Tenho muito orgulho no desenvolvimento da Psicologia ao longo dos últimos anos. Comecei a trabalhar como psicólogo em 1997, sendo que na altura entrei numa profissão quase desconhecida e muito pouco implantada no nosso país. Existiriam uns dois mil psicólogos no país e o trabalho ao nível público resumia-se, no seu essencial, à toxicodependência e à intervenção com crianças, ligada ao Ministério da Justiça. Acabei a minha licenciatura e tinha o desemprego à espera. Não conformado, procurei um estágio voluntário. Sim, nessa altura fazer um estágio voluntário não só era uma coisa boa, como era difícil de encontrar. Nem um psicólogo trabalhava nos cuidados de saúde primários. Contavam-se pelos dedos, aqueles que exerciam em hospitais, nas escolas nem se pensava nisso e nas organizações nem se sabia para que serviam.

Em cerca de 20 anos, tudo mudou. Existem hoje em Portugal mais de 23 mil psicólogos, os seus contextos de trabalho são transversais à sociedade portuguesa e não gostamos de estágios voluntários. Poderemos argumentar, e bem, que ainda não existe um número desejável, até porque, com a crescente importância da profissão, as necessidades de psicólogos aumentam. Mais e mais pessoas recorrem à Psicologia, mais e mais profissionais sentem a necessidade de referenciar para a Psicologia. A profissão organizou-se através da criação da Ordem e já criou três especialidades e 12 especialidades avançadas. Aumentaram as suas necessidades formativas e deu-se início à autonomização dos psicólogos nos mais diversos serviços. O reconhecimento da Psicologia portuguesa internacionalmente é marcante, sendo que a liderança da maior associação de psicólogos da Europa já foi de um Português, eleito pelos seus pares. E, se no passado confundiam os psicólogos com psiquiatras, hoje existe um séquito de pessoas com as mais variadas denominações que se pretende fazer confundir com psicólogos, torneando a proteção hoje existente do título de psicólogo, para tentarem, com menor formação, beneficiar comercialmente do bom nome da Psicologia. Somos, por isso, já vítimas do nosso próprio sucesso.

É incomparável a visibilidade da Psicologia hoje com o que acontecia há 20 ou, até, há 10 anos atrás. Veja-se a quantidade de vezes que ouvimos e vemos psicólogos na comunicação social. E não apenas dois ou três, mas muitos, mais conhecidos ou menos conhecidos, um sinal de confiança numa classe profissional. Ainda agora, durante a pandemia, os psicólogos foram a classe profissional que mais foi chamada a dar a sua opinião nos media, com a exceção lógica dos médicos intensivistas, virologistas e epidemiologistas. Os psicólogos escrevem, hoje, artigos na imprensa com uma cada vez maior frequência. E fazem-no porque são psicólogos, beneficiando do crédito que a nossa profissão tem vindo a granjear.

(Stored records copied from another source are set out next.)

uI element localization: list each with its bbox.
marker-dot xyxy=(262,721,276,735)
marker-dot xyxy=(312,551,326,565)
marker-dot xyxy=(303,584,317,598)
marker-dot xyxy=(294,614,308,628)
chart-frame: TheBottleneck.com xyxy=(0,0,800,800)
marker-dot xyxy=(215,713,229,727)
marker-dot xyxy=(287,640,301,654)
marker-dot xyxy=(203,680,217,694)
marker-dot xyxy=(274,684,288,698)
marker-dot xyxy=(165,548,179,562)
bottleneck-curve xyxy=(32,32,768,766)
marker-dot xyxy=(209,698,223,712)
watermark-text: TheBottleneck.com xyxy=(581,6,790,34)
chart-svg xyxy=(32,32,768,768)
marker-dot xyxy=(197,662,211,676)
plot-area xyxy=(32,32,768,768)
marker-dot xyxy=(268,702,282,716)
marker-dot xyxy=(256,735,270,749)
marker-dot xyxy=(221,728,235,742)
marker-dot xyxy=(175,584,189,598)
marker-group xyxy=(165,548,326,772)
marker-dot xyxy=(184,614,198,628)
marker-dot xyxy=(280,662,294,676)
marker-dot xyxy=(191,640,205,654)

Menos se compreende, por isso, quando um colega, beneficiando do bom nome da Psicologia, vem publicar um artigo de opinião neste mesmo órgão de informação, onde faz afirmações que, no mínimo, mostram ignorância ou falta de rigor. Nem me refiro ao desconhecimento de tantas e tantas iniciativas desenvolvidas pela Ordem dos Psicólogos Portugueses, que para além de promoverem a literacia das pessoas sobre a Intervenção Psicológica, ainda foram peças chave para ajudar os próprios psicólogos e outros profissionais e que foram tanto e tão divulgadas nas redes sociais e na comunicação social. Arrisco dizer, que nunca tanto se terá comunicado sobre Psicologia e saúde psicológica em Portugal. Todo o país o reconhecerá, excepto, pelos vistos, um ou outro colega.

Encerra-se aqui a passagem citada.